Lien vers la décision


[69]      The appellant submits that the trial judge erred by relying on the diary in a way that went beyond its limited evidential value as narrative. I do not accept this submission.

[70]      The legal principles that governed the trial judge’s treatment of the diary are settled law: see R. v. Dinardo, 2008 SCC 24, [2008] 1 S.C.R. 78. The complainant’s diary was to be treated in accordance with the law governing prior consistent statements. In general, prior consistent statements are inadmissible because they lack probative value and constitute hearsay when adduced for the truth of their contents (Dinardoat para. 36).

[71]      However, in some circumstances, prior consistent statements are admissible as part of the narrative and may be used by the trier of fact to understand how the complainant’s story was initially disclosed (Dinardo, at para. 37). It is impermissible for the narrative evidence to be used to confirm a complainant’s in-court testimony (Dinardo, at para. 39). However, the narrative evidence can be used for the “permissible purpose of showing the fact and timing of a complaint, which may then assist the trier of fact in the assessment of truthfulness or credibility” (Dinardoat para. 37). Particularly in cases involving the sexual abuse of children, the prior consistent statements of a complainant may assist the court in assessing the complainant’s likely truthfulness (Dinardo, at para. 38).

[72]      The trial judge did not step outside of these parameters in his use of the diary. He was fully aware that he could not use the contents of the diary to confirm the complainant’s in-court testimony. At para. 92 of his reasons, the trial judge explicitly cautions himself to that effect, stating that the fact V.M. made handwritten entries in her diary about the alleged assaults “does not, in any way, prove that any of the incidents occurred”.

[73]      The appellant takes issue with the sentence that follows, in para. 92, in which the trial judge said: “[The diary entries] do establish, though, that she was keeping a record of what she says happened before her mother intervened” (the “impugned sentence”). The appellant submits the impugned sentence is sufficiently vague that this court should draw the inference that the real value of the diary was the repetition of the same allegations made at trial.

[74]      In my view, this submission is untenable. Immediately before making the impugned sentence, the trial judge expressly stated that the diary did not “in any way” prove that the incidents had occurred. In the face of that caution, the impugned sentence cannot reasonably be construed as the trial judge using the fact of the diary to confirm the complainant’s in-court testimony. Appellate courts are not to scrutinize trial reasons in a search for error nor parse a trial judge’s imperfect or summary expression: R. v. G.F.2021 SCC 20, at para. 76. Assuming there is some vagueness in the impugned sentence, to conclude the trial judge used the evidence improperly would be an impermissible parsing of the trial judge’s “imperfect or summary expression”: G.F., at para. 76.

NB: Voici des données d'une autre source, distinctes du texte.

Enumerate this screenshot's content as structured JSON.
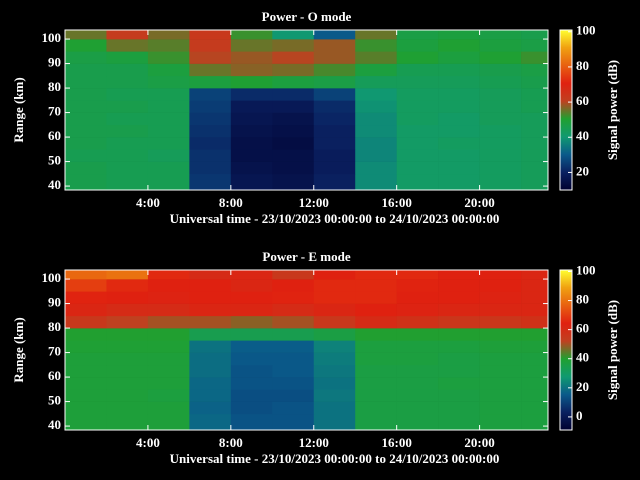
{
  "chart_data": [
    {
      "type": "heatmap",
      "title": "Power - O mode",
      "xlabel": "Universal time - 23/10/2023 00:00:00 to 24/10/2023 00:00:00",
      "ylabel": "Range (km)",
      "xlim": [
        0,
        23.3
      ],
      "xticks": [
        {
          "value": 4,
          "label": "4:00"
        },
        {
          "value": 8,
          "label": "8:00"
        },
        {
          "value": 12,
          "label": "12:00"
        },
        {
          "value": 16,
          "label": "16:00"
        },
        {
          "value": 20,
          "label": "20:00"
        }
      ],
      "ylim": [
        38.4,
        103.7
      ],
      "yticks": [
        40,
        50,
        60,
        70,
        80,
        90,
        100
      ],
      "x": [
        0,
        2,
        4,
        6,
        8,
        10,
        12,
        14,
        16,
        18,
        20,
        22,
        23.3
      ],
      "y": [
        38.4,
        45,
        50,
        55,
        60,
        65,
        70,
        75,
        80,
        85,
        90,
        95,
        100,
        103.7
      ],
      "values": [
        [
          46,
          45,
          45,
          24,
          17,
          16,
          20,
          38,
          42,
          42,
          43,
          44
        ],
        [
          46,
          45,
          45,
          23,
          16,
          15,
          19,
          38,
          42,
          42,
          43,
          44
        ],
        [
          45,
          45,
          44,
          23,
          15,
          15,
          19,
          37,
          42,
          42,
          43,
          44
        ],
        [
          46,
          45,
          45,
          22,
          15,
          14,
          20,
          37,
          42,
          43,
          43,
          44
        ],
        [
          46,
          46,
          45,
          23,
          16,
          15,
          20,
          38,
          42,
          42,
          43,
          44
        ],
        [
          46,
          45,
          45,
          24,
          17,
          16,
          21,
          38,
          43,
          42,
          44,
          44
        ],
        [
          46,
          46,
          45,
          25,
          18,
          18,
          22,
          39,
          43,
          43,
          44,
          45
        ],
        [
          46,
          45,
          45,
          26,
          22,
          22,
          26,
          40,
          43,
          43,
          44,
          45
        ],
        [
          46,
          46,
          47,
          48,
          50,
          48,
          47,
          44,
          44,
          44,
          45,
          46
        ],
        [
          46,
          46,
          48,
          55,
          57,
          56,
          53,
          48,
          45,
          45,
          46,
          47
        ],
        [
          47,
          48,
          52,
          60,
          58,
          60,
          58,
          54,
          50,
          48,
          50,
          52
        ],
        [
          50,
          55,
          54,
          62,
          55,
          56,
          58,
          52,
          48,
          50,
          48,
          47
        ],
        [
          55,
          62,
          56,
          63,
          52,
          40,
          30,
          55,
          47,
          48,
          47,
          46
        ]
      ],
      "colormap": [
        "#000030",
        "#0a2060",
        "#0a5a8a",
        "#109a70",
        "#20a030",
        "#c04020",
        "#e02010",
        "#e86010",
        "#f0a010",
        "#ffff30"
      ],
      "colorbar": {
        "label": "Signal power (dB)",
        "lim": [
          10,
          101
        ],
        "ticks": [
          20,
          40,
          60,
          80,
          100
        ]
      }
    },
    {
      "type": "heatmap",
      "title": "Power - E mode",
      "xlabel": "Universal time - 23/10/2023 00:00:00 to 24/10/2023 00:00:00",
      "ylabel": "Range (km)",
      "xlim": [
        0,
        23.3
      ],
      "xticks": [
        {
          "value": 4,
          "label": "4:00"
        },
        {
          "value": 8,
          "label": "8:00"
        },
        {
          "value": 12,
          "label": "12:00"
        },
        {
          "value": 16,
          "label": "16:00"
        },
        {
          "value": 20,
          "label": "20:00"
        }
      ],
      "ylim": [
        38.4,
        103.7
      ],
      "yticks": [
        40,
        50,
        60,
        70,
        80,
        90,
        100
      ],
      "x": [
        0,
        2,
        4,
        6,
        8,
        10,
        12,
        14,
        16,
        18,
        20,
        22,
        23.3
      ],
      "y": [
        38.4,
        45,
        50,
        55,
        60,
        65,
        70,
        75,
        80,
        85,
        90,
        95,
        100,
        103.7
      ],
      "values": [
        [
          38,
          38,
          38,
          18,
          14,
          14,
          20,
          36,
          36,
          36,
          37,
          37
        ],
        [
          38,
          38,
          38,
          17,
          13,
          14,
          20,
          36,
          36,
          36,
          37,
          37
        ],
        [
          38,
          38,
          37,
          18,
          13,
          13,
          21,
          36,
          36,
          36,
          37,
          37
        ],
        [
          38,
          38,
          38,
          18,
          14,
          14,
          20,
          36,
          36,
          37,
          37,
          37
        ],
        [
          38,
          38,
          38,
          19,
          14,
          15,
          21,
          36,
          36,
          36,
          37,
          37
        ],
        [
          38,
          38,
          38,
          19,
          15,
          15,
          22,
          37,
          37,
          36,
          37,
          37
        ],
        [
          39,
          39,
          39,
          20,
          16,
          16,
          23,
          37,
          37,
          37,
          38,
          38
        ],
        [
          40,
          40,
          40,
          34,
          34,
          34,
          36,
          40,
          40,
          40,
          40,
          40
        ],
        [
          55,
          52,
          50,
          50,
          48,
          50,
          55,
          60,
          58,
          56,
          56,
          58
        ],
        [
          62,
          60,
          60,
          62,
          62,
          60,
          62,
          64,
          63,
          62,
          62,
          62
        ],
        [
          65,
          64,
          63,
          64,
          64,
          65,
          66,
          66,
          64,
          64,
          63,
          62
        ],
        [
          70,
          66,
          64,
          64,
          62,
          64,
          66,
          66,
          65,
          64,
          64,
          62
        ],
        [
          78,
          80,
          66,
          60,
          62,
          55,
          64,
          66,
          66,
          64,
          64,
          62
        ]
      ],
      "colormap": [
        "#000030",
        "#0a2060",
        "#0a5a8a",
        "#109a70",
        "#20a030",
        "#c04020",
        "#e02010",
        "#e86010",
        "#f0a010",
        "#ffff30"
      ],
      "colorbar": {
        "label": "Signal power (dB)",
        "lim": [
          -9,
          101
        ],
        "ticks": [
          0,
          20,
          40,
          60,
          80,
          100
        ]
      }
    }
  ]
}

[75]      In any event, apart from the reference to the diary in para. 92 discussed above, the trial judge made no mention of the diary when determining the complainant’s credibility. The trial judge found the complainant credible after canvassing the strengths and weaknesses of her testimony, and considering it in light of the other evidence that he accepted. That other evidence included the forensic evidence relating to the semen stain on the bikini bottom the complainant was wearing during the final incident and the appellant’s DNA in the semen in the complainant’s underwear, as well as her mother’s corroborative evidence of the events of the last incident.